Tuesday, 24 May 2011

The IMF, what is it?

Just a short one today amidst preparation for my A-levels....


Recently, the alleged sexual assault of Dominique Strauss-Khan on a hotel maid has hit the headlines across the world. Strauss-Khan was formerly the head of the IMF, which is the International Monetary Fund and up until the recent events i had seldom heard of the IMF. So i decided to look into it further...


The IMF describes itself as an "organisation which works to foster global monetary cooperation, secure financial stability, facilitate international trade, promote high employment and sustainable economic growth, and reduce poverty". What this really means is it tries to prevent recessions from occuring and resolving them once they occur.


Comprising of the 187 members the IMF provides advise to its member's government based on global economic trends or forecasts as well as training to help countries manage their economies efficiently. However, over the last few years the IMF has been mainly seen as a provider of credit to countries to help deal with the global financial crisis. This works via the process by which the member countries pay into effectively a pot of money which can be drawn upon should the country encounter economic difficulties. The overall aim is to therefore act as a safety net for the individual nations.


The IMF is sometimes mistaken for the World Bank and although they are similar, they are actually different institutions. The World Bank focuses primarily on poverty reduction whilst the IMF, as the name would suggest, focuses on monetary issues. However, their work often complements the other, for example, if the IMF tries to reform part of an economy to reduce structural unemployment, this will inevitably reduce relative poverty within that same economy, thus accomplishing an aim of the World Bank. The IMF also works closely with the World Trade Organisation (WTO) in order to promote free trade which is essential to satisfying many macroeconomic objectives. 
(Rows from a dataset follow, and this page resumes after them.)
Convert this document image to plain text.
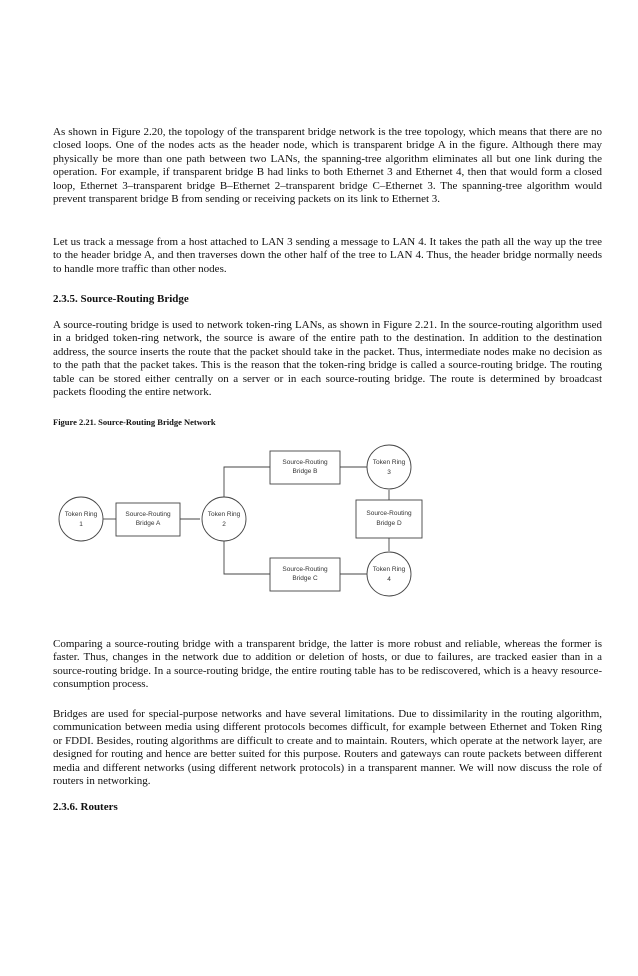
As shown in Figure 2.20, the topology of the transparent bridge network is the tree topology, which means that there are no closed loops. One of the nodes acts as the header node, which is transparent bridge A in the figure. Although there may physically be more than one path between two LANs, the spanning-tree algorithm eliminates all but one link during the operation. For example, if transparent bridge B had links to both Ethernet 3 and Ethernet 4, then that would form a closed loop, Ethernet 3–transparent bridge B–Ethernet 2–transparent bridge C–Ethernet 3. The spanning-tree algorithm would prevent transparent bridge B from sending or receiving packets on its link to Ethernet 3.

Let us track a message from a host attached to LAN 3 sending a message to LAN 4. It takes the path all the way up the tree to the header bridge A, and then traverses down the other half of the tree to LAN 4. Thus, the header bridge normally needs to handle more traffic than other nodes.

2.3.5. Source-Routing Bridge

A source-routing bridge is used to network token-ring LANs, as shown in Figure 2.21. In the source-routing algorithm used in a bridged token-ring network, the source is aware of the entire path to the destination. In addition to the destination address, the source inserts the route that the packet should take in the packet. Thus, intermediate nodes make no decision as to the path that the packet takes. This is the reason that the token-ring bridge is called a source-routing bridge. The routing table can be stored either centrally on a server or in each source-routing bridge. The route is determined by broadcast packets flooding the entire network.

Figure 2.21. Source-Routing Bridge Network

Token Ring
1
Source-Routing
Bridge A
Token Ring
2
Source-Routing
Bridge B
Token Ring
3
Source-Routing
Bridge D
Source-Routing
Bridge C
Token Ring
4

Comparing a source-routing bridge with a transparent bridge, the latter is more robust and reliable, whereas the former is faster. Thus, changes in the network due to addition or deletion of hosts, or due to failures, are tracked easier than in a source-routing bridge. In a source-routing bridge, the entire routing table has to be rediscovered, which is a heavy resource-consumption process.

Bridges are used for special-purpose networks and have several limitations. Due to dissimilarity in the routing algorithm, communication between media using different protocols becomes difficult, for example between Ethernet and Token Ring or FDDI. Besides, routing algorithms are difficult to create and to maintain. Routers, which operate at the network layer, are designed for routing and hence are better suited for this purpose. Routers and gateways can route packets between different media and different networks (using different network protocols) in a transparent manner. We will now discuss the role of routers in networking.

2.3.6. Routers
I have only skimmed the surface of what the IMF is and what it does. From my research i have found that the role of the IMF is much deeper and more important than i first thought. If anyone out there is interested to learn more about the IMF than their website is quite a good place to start



Sunday, 15 May 2011

Eurozone growth

Earlier this year i wrote on essay in which i ferociously condemned any pleas for the UK to join the Eurozone. The basis of my argument was formed on the idea that we would lose control of our monetary policy and this would lead to longer recessions, slower growth and periods of high inflation. However, it appears that i may have been a little too quick to banish the euro. Figures released recently show that the eurozone grew by 0.8% in the first quarter of this year, up from 0.3% on the last 3 months of last year. Even debt-ridden Greece experienced growth of 0.8%. Not only was this growth unexpected but it comes at a time when the UK economy has had its own growth forecasts downgraded as inflation is set to rise close to 5%, 3 percentage points above the target level. The growth of the eurozone was for the most part, due to the economies of Germany and France prospering, with respective growths of 1.5% and 1%. Obviously, the efficiency of these two economies has led to an increase in their competitiveness which has increased the volume of exported goods and services. I am still not for the UK to join the Euro, i feel that losing our sovereignty and the various menu costs of converting would harm our economy. However, it does beg the question, if we are not using our monetary policy to control inflation, then why not join the euro and at least benefit from this accelerated growth?

Sunday, 8 May 2011

The rich list.

Inside today's Sunday Times was the annual "Rich list" which is exactly what it says on the tin. Philip Beresford writes an interesting piece which describes how because the rich have got wealthier over the last year, this might provide the boost that the economy needs. Now any A2 economist will tell you that governments often try and reduce the inequalities in income distribution by progressive taxation and a series of benefits etc. However, Beresford argues that amidst the government spending cuts and squeeze on middle class families, the £60 billion rise in fortunes of the super-rich will help fill the gaps left in domestic demand. After all, when people feel richer they often spend more so when the super-rich feel wealthier, they are most likely to spend a heck of alot more. After a bit of rambling on, Beresford ends with a really interesting and valid point. As the coalition has promised to cut red tape and stimulate private enterprise this may be the best time for the super rich to spend on businesses that would generate future wealth. If they hold on to their wealth, the possibility of a labour government in 4 years would surely cost them through the use of "vengeful policies".